"No, we don't. I've seen a couple of troop-panics," von Schlichten said. "There can't be anything much worse than a panic."

"I think the Terrans ought to be told the worst," Hargreaves said. "And told that our only hope is to get a bomb of our own built and dropped first. As to the Kragans.... What do you think, King Kankad?"

"Tell them that we are building a bomb to destroy Keegark; that we are running short of ammunition, and that it is our only hope of finishing the war before the ammunition is gone," Kankad said. "Tell them something of what sort of a bomb it is. But do not tell them that King Orgzild already has such a bomb. Old Kankad, who made me out of himself, told me about how our people fled in panic from the weapons of the Terrans, when your people and mine were still enemies. This thing is to the weapons they faced then as those weapons were to the old Kragans' spears and bows.... And when the geeks from Grank come here, tell them that we are winning and that if they fight well, they can share the loot of Konkrook and Keegark."

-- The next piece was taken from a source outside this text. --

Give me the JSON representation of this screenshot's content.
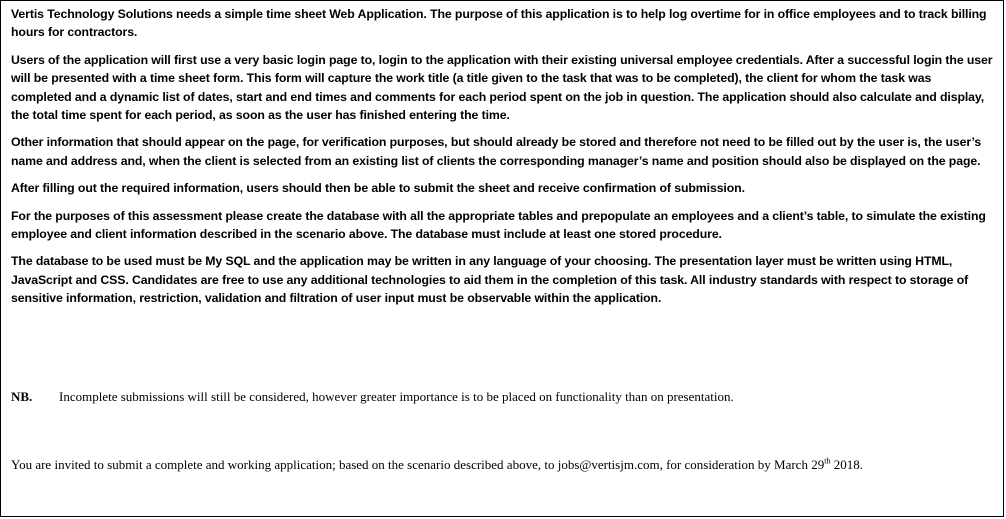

Von Schlichten looked up at the big screen. Already, Themistocles M'zangwe had ordered the Channel Battery to reduce fire; the big guns were firing singly, in thirty-second-interval salvos. There was less bombing, too; contragravity was being drawn out of the battle.

"Well, we all have things to do," he said, "and I think we've discussed everything there is to discuss. Anybody think of anything we've forgotten?... Then we're adjourned."

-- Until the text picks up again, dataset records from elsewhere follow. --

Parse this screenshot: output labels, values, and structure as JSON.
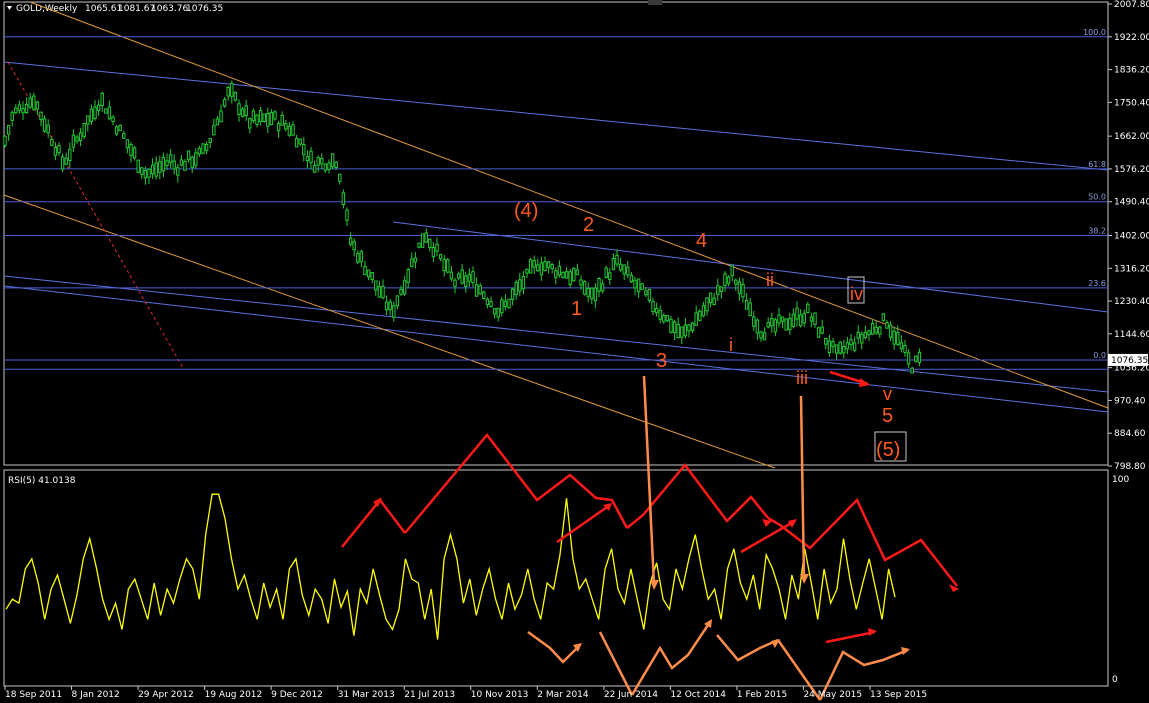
{
  "chart_data": {
    "type": "line",
    "header": {
      "symbol": "GOLD,Weekly",
      "open": "1065.61",
      "high": "1081.67",
      "low": "1063.76",
      "close": "1076.35"
    },
    "price_axis": {
      "ticks": [
        "2007.80",
        "1922.00",
        "1836.20",
        "1750.40",
        "1662.00",
        "1576.20",
        "1490.40",
        "1402.00",
        "1316.20",
        "1230.40",
        "1144.60",
        "1056.20",
        "970.40",
        "884.60",
        "798.80"
      ],
      "last_price": "1076.35",
      "ylim": [
        798.8,
        2007.8
      ]
    },
    "fib_levels": [
      {
        "label": "100.0",
        "price": 1922.0
      },
      {
        "label": "61.8",
        "price": 1576.2
      },
      {
        "label": "50.0",
        "price": 1490.4
      },
      {
        "label": "38.2",
        "price": 1402.0
      },
      {
        "label": "23.6",
        "price": 1265.0
      },
      {
        "label": "0.0",
        "price": 1076.35
      }
    ],
    "x_ticks": [
      "18 Sep 2011",
      "8 Jan 2012",
      "29 Apr 2012",
      "19 Aug 2012",
      "9 Dec 2012",
      "31 Mar 2013",
      "21 Jul 2013",
      "10 Nov 2013",
      "2 Mar 2014",
      "22 Jun 2014",
      "12 Oct 2014",
      "1 Feb 2015",
      "24 May 2015",
      "13 Sep 2015"
    ],
    "wave_labels": [
      "(4)",
      "2",
      "4",
      "1",
      "3",
      "ii",
      "i",
      "iii",
      "iv",
      "v",
      "5",
      "(5)"
    ],
    "price_series": {
      "name": "GOLD,Weekly",
      "keypoints": [
        {
          "x": "18 Sep 2011",
          "y": 1650
        },
        {
          "x": "2 Oct 2011",
          "y": 1720
        },
        {
          "x": "6 Nov 2011",
          "y": 1760
        },
        {
          "x": "25 Dec 2011",
          "y": 1590
        },
        {
          "x": "26 Feb 2012",
          "y": 1760
        },
        {
          "x": "13 May 2012",
          "y": 1560
        },
        {
          "x": "24 Jun 2012",
          "y": 1600
        },
        {
          "x": "1 Jul 2012",
          "y": 1580
        },
        {
          "x": "19 Aug 2012",
          "y": 1620
        },
        {
          "x": "30 Sep 2012",
          "y": 1780
        },
        {
          "x": "4 Nov 2012",
          "y": 1700
        },
        {
          "x": "9 Dec 2012",
          "y": 1710
        },
        {
          "x": "13 Jan 2013",
          "y": 1680
        },
        {
          "x": "17 Feb 2013",
          "y": 1590
        },
        {
          "x": "31 Mar 2013",
          "y": 1600
        },
        {
          "x": "21 Apr 2013",
          "y": 1390
        },
        {
          "x": "30 Jun 2013",
          "y": 1200
        },
        {
          "x": "25 Aug 2013",
          "y": 1410
        },
        {
          "x": "13 Oct 2013",
          "y": 1280
        },
        {
          "x": "10 Nov 2013",
          "y": 1290
        },
        {
          "x": "29 Dec 2013",
          "y": 1200
        },
        {
          "x": "2 Mar 2014",
          "y": 1330
        },
        {
          "x": "11 May 2014",
          "y": 1290
        },
        {
          "x": "1 Jun 2014",
          "y": 1240
        },
        {
          "x": "13 Jul 2014",
          "y": 1330
        },
        {
          "x": "14 Sep 2014",
          "y": 1220
        },
        {
          "x": "2 Nov 2014",
          "y": 1140
        },
        {
          "x": "25 Jan 2015",
          "y": 1300
        },
        {
          "x": "15 Mar 2015",
          "y": 1150
        },
        {
          "x": "31 May 2015",
          "y": 1200
        },
        {
          "x": "19 Jul 2015",
          "y": 1090
        },
        {
          "x": "11 Oct 2015",
          "y": 1180
        },
        {
          "x": "22 Nov 2015",
          "y": 1060
        },
        {
          "x": "6 Dec 2015",
          "y": 1076
        }
      ]
    },
    "rsi": {
      "label": "RSI(5) 41.0138",
      "ticks": [
        "100",
        "0"
      ],
      "ylim": [
        0,
        100
      ],
      "values": [
        35,
        40,
        38,
        55,
        60,
        48,
        30,
        45,
        52,
        40,
        28,
        42,
        60,
        70,
        56,
        40,
        30,
        38,
        25,
        45,
        50,
        40,
        30,
        48,
        32,
        45,
        38,
        50,
        60,
        55,
        40,
        72,
        92,
        92,
        80,
        60,
        45,
        52,
        40,
        30,
        48,
        36,
        45,
        30,
        55,
        60,
        42,
        32,
        45,
        40,
        28,
        50,
        36,
        44,
        22,
        45,
        38,
        55,
        42,
        30,
        25,
        35,
        60,
        50,
        48,
        30,
        45,
        20,
        60,
        72,
        60,
        38,
        50,
        32,
        45,
        55,
        40,
        30,
        48,
        35,
        42,
        55,
        40,
        30,
        48,
        45,
        62,
        90,
        60,
        45,
        50,
        40,
        30,
        55,
        65,
        45,
        38,
        55,
        40,
        25,
        48,
        58,
        40,
        35,
        55,
        45,
        60,
        72,
        55,
        40,
        45,
        30,
        55,
        65,
        48,
        40,
        52,
        35,
        62,
        55,
        45,
        30,
        52,
        40,
        65,
        48,
        30,
        55,
        38,
        45,
        70,
        50,
        35,
        48,
        60,
        45,
        30,
        55,
        41
      ]
    },
    "grid": false,
    "xlabel": "",
    "ylabel": ""
  }
}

He and Paula Quinton took the elevator to the roof, and sat side by side, silently watching the conflagration that was raging across the channel and the nearer flashes of the big guns along the island's city side.

"Wednesday night, I thought we were all cooked," Paula told him. "Cleaning up the North in two days seemed like an impossibility, too. Maybe you'll do it again."

"If I pull this one out of the fire, I won't be a general; I'll be a magician," he said. "Pickering'll be a magician, I mean; he's the boy who'll save our bacon, if it's saveable." He looked somberly across the flame-reflecting water. "Let's not kid ourselves; we're just kicking and biting at the guards on the way up the gallows-steps."

"Well, why stop till the trap's sprung?" she asked. "What'll happen to these people on this planet, after we're atomized?"